"SLM Corp., the largest U.S. student-loan company, raised $1.5 billion in the bond market, paying more than it charges some borrowers to begin addressing $11 billion of bonds maturing through next year.
Sallie Mae, as the company is known, sold $1.5 billion of 8 percent notes due in 2020 at a yield of 8.25 percent, according to data compiled by Bloomberg. Stafford federal loans disbursed between July 1, 2009, and June 30, 2010, have a fixed interest rate of 5.6 percent, according to the company’s Web site."
Ok, so they are paying a higher interest rate than they receive. They'll make up for it in VOLUME! I kid, I kid - Sallie Mae has to do this because they need money. In a way, it's understandable. But the next few paragraphs are even better:
"With $4.51 billion of bonds maturing this year and $6.44 billion in 2011, Sallie Mae is reestablishing access to unsecured debt markets. The offering may bolster investor confidence, lowering borrowing costs as the company will likely need to tap debt markets again, said Matthew Eagan, a money manager at the Loomis Sayles Bond Fund in Boston.
“They’re in a virtuous cycle now,” said Eagan, who helps oversee $18.9 billion, including Sallie Mae debt. “People will see they can raise money in the market and they’re going to have no problem refinancing all these near-term maturities, pushing their cost of borrowing down.”"
A "virtuous cycle"!!!!! That sounds like the Greater Fool Theory to me! Monkey number two sees monkey number 1 buy SLM debt, and concludes, "Hey - that other monkey bought the debt - that must mean things are ok - there are clearly plenty of other monkeys out there who are likely to be willing to buy SLM debt, and as long as there are other monkeys always willing to buy this debt, I will get paid back on my debt. It doesn't matter that the company would be hopelessly bankrupt if all the monkeys wised up and didn't want to buy this debt - as long as we don't run out of monkeys in the PONZI SCHEME, it won't fail!"
And so it continues...
-KD
disclosures: no positions in the equity or debt of SLM or any related companies
10 comments:
Seems like the right play is to short Loomis Sayles!

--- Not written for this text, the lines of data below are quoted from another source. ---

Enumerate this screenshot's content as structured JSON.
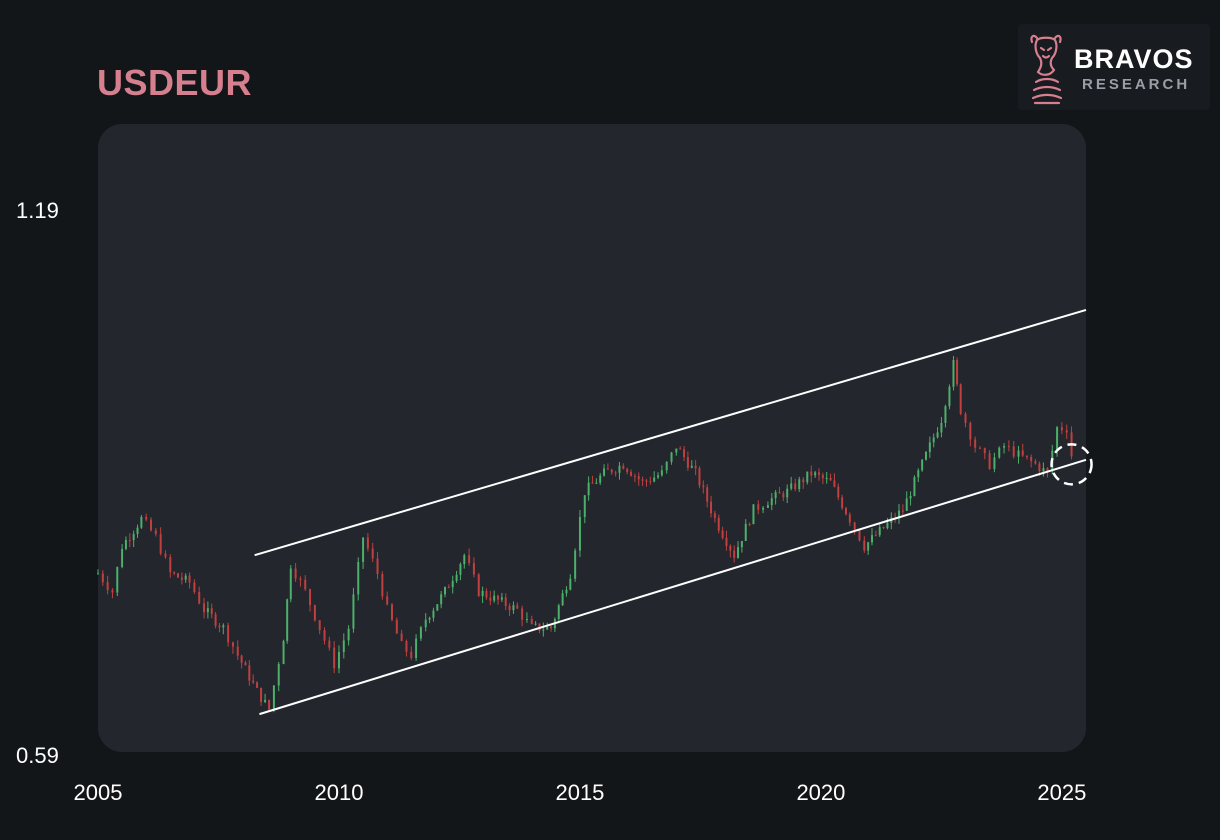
{
  "header": {
    "title": "USDEUR"
  },
  "brand": {
    "name": "BRAVOS",
    "sub": "RESEARCH",
    "logo_icon": "bull-knight-icon",
    "color": "#d67f8e"
  },
  "chart_data": {
    "type": "candlestick",
    "title": "USDEUR",
    "xlabel": "",
    "ylabel": "",
    "x_ticks": [
      "2005",
      "2010",
      "2015",
      "2020",
      "2025"
    ],
    "y_ticks": [
      1.19,
      0.59
    ],
    "xlim": [
      2005.0,
      2025.5
    ],
    "ylim": [
      0.59,
      1.19
    ],
    "grid": false,
    "up_color": "#4caf6a",
    "down_color": "#c0403f",
    "series": [
      {
        "values": [
          [
            2005.0,
            0.79
          ],
          [
            2005.3,
            0.77
          ],
          [
            2005.5,
            0.82
          ],
          [
            2005.9,
            0.85
          ],
          [
            2006.2,
            0.83
          ],
          [
            2006.5,
            0.79
          ],
          [
            2006.9,
            0.78
          ],
          [
            2007.2,
            0.75
          ],
          [
            2007.6,
            0.73
          ],
          [
            2007.9,
            0.7
          ],
          [
            2008.3,
            0.66
          ],
          [
            2008.55,
            0.64
          ],
          [
            2008.85,
            0.72
          ],
          [
            2009.0,
            0.8
          ],
          [
            2009.3,
            0.77
          ],
          [
            2009.6,
            0.73
          ],
          [
            2009.9,
            0.69
          ],
          [
            2010.2,
            0.73
          ],
          [
            2010.5,
            0.83
          ],
          [
            2010.8,
            0.79
          ],
          [
            2011.0,
            0.75
          ],
          [
            2011.3,
            0.71
          ],
          [
            2011.5,
            0.7
          ],
          [
            2011.8,
            0.74
          ],
          [
            2012.2,
            0.77
          ],
          [
            2012.6,
            0.81
          ],
          [
            2012.9,
            0.77
          ],
          [
            2013.3,
            0.76
          ],
          [
            2013.7,
            0.75
          ],
          [
            2014.0,
            0.73
          ],
          [
            2014.4,
            0.73
          ],
          [
            2014.8,
            0.79
          ],
          [
            2015.1,
            0.88
          ],
          [
            2015.5,
            0.9
          ],
          [
            2015.9,
            0.91
          ],
          [
            2016.3,
            0.89
          ],
          [
            2016.7,
            0.9
          ],
          [
            2017.0,
            0.93
          ],
          [
            2017.4,
            0.9
          ],
          [
            2017.8,
            0.85
          ],
          [
            2018.2,
            0.81
          ],
          [
            2018.6,
            0.86
          ],
          [
            2018.9,
            0.87
          ],
          [
            2019.3,
            0.88
          ],
          [
            2019.8,
            0.9
          ],
          [
            2020.2,
            0.89
          ],
          [
            2020.6,
            0.85
          ],
          [
            2020.9,
            0.82
          ],
          [
            2021.3,
            0.84
          ],
          [
            2021.7,
            0.86
          ],
          [
            2022.1,
            0.91
          ],
          [
            2022.5,
            0.96
          ],
          [
            2022.75,
            1.02
          ],
          [
            2022.9,
            0.97
          ],
          [
            2023.2,
            0.93
          ],
          [
            2023.5,
            0.91
          ],
          [
            2023.8,
            0.93
          ],
          [
            2024.1,
            0.92
          ],
          [
            2024.45,
            0.91
          ],
          [
            2024.7,
            0.9
          ],
          [
            2024.9,
            0.95
          ],
          [
            2025.1,
            0.95
          ],
          [
            2025.3,
            0.89
          ]
        ]
      }
    ],
    "channel": {
      "upper": [
        [
          2008.25,
          0.81
        ],
        [
          2025.5,
          1.08
        ]
      ],
      "lower": [
        [
          2008.35,
          0.635
        ],
        [
          2025.5,
          0.915
        ]
      ]
    },
    "annotations": [
      {
        "type": "dashed-circle",
        "x": 2025.2,
        "y": 0.91
      }
    ]
  }
}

Well I guess the next logical step in Ponzi, is MORE Ponzi, or cowbell, I forget:
Bernanke:
Bank Reserves to be a thing of the past
http://tinyurl.com/yfkv5nc
Well that should add a little fuel, yes?
OT,
It rained here (north of Boston) 9 inches and I had to take some alternate routes to get to work in Cambridge due to road closings. Unreal the weather lately, and all this week 60 degrees and sunny?
GYSC - i can't believe that Bernanke comment about eliminating reserve requirements... i would swear it was an April Fools prank, but we're still a few weeks away.
isn't reducing reserve requirements essentially the same as increasing leverage? that's the solution? REALLY?!?!?!
Obama doesnt know that he has advisors that dont have any idea what is going on. We are years into this mess and Bernanke cant admit that the United States has a massive massive leverage problem that will eventually destroy our entire financial system.
Shhh--I've got some of this crap maturing in October--after that you can trash it all you want, lol.
Hilarious KD - I had the exact same reaction to Eager's comment.
This is sad for those looking to invest in their education. The market will close that gap between 8% funding and 5.6% loans... I'm pretty sure I know which one will move more...
i'm not at all convinced that student loan rates will jump, 1090rule - the government will eventually probably take over this market so that low loan rates can be maintained (kinda like FNM FRE!)
KD - you are probably right - socialize it and leave every taxpayer on the hook.
And we Canadians are left leaning?
Funny how our mortgage agency was ALWAYS gov't backed, our education system was ALWAYS highly subsidized - that used to be a source of criticism.
US is looking more and more like us every day...
Now that you've got a sugar shack, I'd be happy to consider you an honourary (sic) Canuck.
This article is completely out of context of how SLM works. Federal loans have historically been funded by asset backed securities at rates below what they receive from customers. They currently put all their fed loans back to the Gov. The unsecured debt mostly funds their less regulated private student lending which charges customers much higher rates than 8%. They are comparing apples and oranges here.
anon - that is an important clarification. thanks for bringing it up. I don't have the private loan rates on hand, but i'll trust your claim that they are made at higher than the 8% cost of funds.
you'll notice that i didn't dwell on that though. the key part of my post is that SLM cannot pay back its outstanding debt by any means other than issuing new debt. This is also known as a ponzi scheme.